Congratulations! Despite the challenges that come with PCSing and finding employment, you did it. I know the feeling of security and financial stability that comes with job continuity between moves.
But I also know the overwhelming reality of trying to do it all – a new duty station and a new job – and how that can make you feel isolated and stressed. Before you realize it, that euphoria fades away and is replaced with feelings of fear and inadequacy.
Don’t let this happen to you! You CAN handle both a new duty station and a new job. It takes some planning and flexibility, but it can be done. Here are a few things to try and tips to help you stay sane and organized.
BEFORE YOU MOVE
Think before you pack: For you first day of work, you will need more than just your W-2 or your onboarding dates. Think about the clothes you will need for your work environment or the documents you should hand carry in your move. Will you need your own technology or parts of your home office? Set aside these things and bring them yourself. There is nothing worse than scrambling for work essentials in a brand new place.

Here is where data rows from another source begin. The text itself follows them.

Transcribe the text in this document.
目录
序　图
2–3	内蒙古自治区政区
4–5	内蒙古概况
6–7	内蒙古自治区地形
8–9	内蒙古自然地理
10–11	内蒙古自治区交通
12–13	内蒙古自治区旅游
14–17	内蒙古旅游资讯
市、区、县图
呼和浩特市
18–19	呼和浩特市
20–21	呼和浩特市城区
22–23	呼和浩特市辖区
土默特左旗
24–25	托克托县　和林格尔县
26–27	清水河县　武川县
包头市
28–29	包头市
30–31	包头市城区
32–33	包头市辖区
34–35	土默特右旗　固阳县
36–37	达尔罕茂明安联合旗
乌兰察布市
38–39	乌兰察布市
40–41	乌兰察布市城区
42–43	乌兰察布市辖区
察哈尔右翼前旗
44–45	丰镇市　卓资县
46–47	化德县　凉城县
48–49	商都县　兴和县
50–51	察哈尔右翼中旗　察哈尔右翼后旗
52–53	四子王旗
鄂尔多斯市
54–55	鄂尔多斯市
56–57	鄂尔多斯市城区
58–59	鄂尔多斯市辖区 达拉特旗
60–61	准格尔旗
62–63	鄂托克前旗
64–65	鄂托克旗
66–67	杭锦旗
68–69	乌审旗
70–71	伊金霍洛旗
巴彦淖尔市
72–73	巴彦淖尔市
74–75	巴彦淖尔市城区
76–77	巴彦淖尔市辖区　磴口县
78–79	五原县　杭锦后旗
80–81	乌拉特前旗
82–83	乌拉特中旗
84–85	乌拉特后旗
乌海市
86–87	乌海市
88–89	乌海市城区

Plan ahead as much as possible: Will you need childcare? Get on the waiting list for your base CDC or local childcare options. Can you delay your start date at your new job to give you some adjustment time? Ask early and explain your situation. Think of where your hotel or temporary lodging will be in relation to your new job, and plan accordingly for schools, childcare, commuting, etc.
Get to know your new community: Join Facebook groups for your new duty station, and ask questions! These people are already there and can refer you to places you might need, answer your questions, and help you find a friend or two before you even arrive.
AT YOUR NEW DUTY STATION
Set up a routine: I know – why set up a routine when your situation is temporary? Because it will help you adjust to your new location and job. It will establish normalcy for your entire family and keep you on track to continue your routine (even if it changes a bit) once you are settled in your home.
Be transparent with your employer: He or she probably knows that you are a military spouse and new to the area, but make sure to communicate with them about your in-processing to the area. By establishing this early on, they will not be surprised by your requests for time off for movers or appointments; they will also appreciate your open communication in the future.
Ask for help: Take advantage of resources and the community around you. Military OneSource offers information on childcare programs and reduced-fee programs for all military families here. Head over to your Family Readiness Center (or equivalent center on your installation) to find local resources to help you transition to your area. Finally, reach out to your new neighbors or friends for support, and do not let your pride get in the way of accepting that help. Everyone is new to a duty station at one point, and everyone needs a hand. You can pay it forward to another new family someday.
My last piece of advice–as a longtime military spouse, frequent PCSer, and job seeker–is to give yourself some grace.
There will be days where your schedule is completely off. You will forget things. Some days will be long and chaotic, and balancing everyone’s schedules and duties on top of your new job will be tough. But just as the military has an in-processing time for your service member, you should give yourself one and know that life is not going to be perfect. Give yourself some grace and patience and soon enough, you will be back into the swing of things. If you find things particularly challenging, talk to your employer or to a mental health professional to take care of you, too.
You CAN handle it all. With planning and patience, you can continue to pursue your own career goals and support your family as you transition into your new duty station and home. Hopefully, these tips will provide you with a bit of guidance to get your started!